The features that Gerald has highlighted look like healed fractures; that is, fractures that formed by a propagating crack tip but were not subsequently propped open by fluid or precipitating mineralization. They would have closed, reversing the extensional, opening mode void. The cross-cutting relationships suggest that this was an earlier fracturing episode since they terminate against the mineralized fractures (veins). The fracture faces of these features seem to have been slightly mineralized (Gerald's parallel-looking features), making them a bit more resistant to erosion and stand out in relief.
Gerald
That sounds plausible. Thanks a lot for helping over this hurdle!
Floyd
Mars is full of serendipity. You spend 6 months throughly exploring and studying a scientifically important area (Pahrump Hills), then hit the road and travel less than 100m before finding Garden City.
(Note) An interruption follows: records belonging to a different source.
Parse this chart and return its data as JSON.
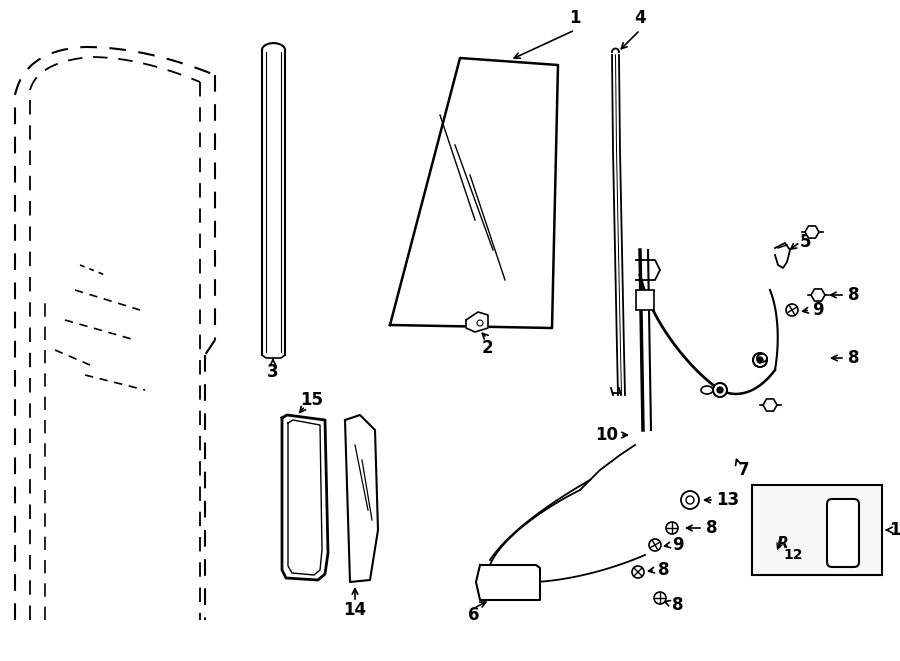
{
  "bg_color": "#ffffff",
  "line_color": "#000000",
  "figsize": [
    9.0,
    6.61
  ],
  "dpi": 100
}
To explore Mars with less chance of driving by unseen treasures (just 100m away behind a hill or in the next canyon over), it would be nice to have a swarm or rovers or a rover with a drone scout rolleyes.gif
jvandriel
The MASTCAM R view on Sol 929.

Jan van Driel

Click to view attachment
PaulH51
Another take on the extended R-MastCam mosaic from sol 929. I tried to add the images from 926, but had stitching issues, working on resolving those (edit : link repaired)



Link 1024 x 556
Link 2048 x 1112
Link 8488 x 4608
atomoid
whimsical wisp in foreground sol929
Click to view attachment
Habukaz
QUOTE (Floyd @ Mar 22 2015, 01:54 PM) *
it would be nice to have a swarm or rovers or a rover with a drone scout rolleyes.gif


Luckily, the drone scout might just be on its way. wink.gif
Gerald
A (probably failed) attempt to find fluorescence in the Sol 935 MAHLI night shots:

Starting from this Sol 935 MAHLI white LED night shot, RGB channel-wise histo stretch returned this image:

Starting from this Sol 935 MAHLI uv LED night shot, perliminary cleaning by subtracting a Sol 910 night image without LED returned this image

then RGB channel-wise histo stretch returned this one:

Subtraction of the histo stretched white LED image from the cleaned and histo stretched uv LED image returned this image:

Histo stretch of the difference image returned this result:



In the latter image I wasn't able to indentify fluorescence or phosphorescence uniquely.
Most variations are probably due to shadows and slightly different positions of the LEDs (my preliminary interpretation).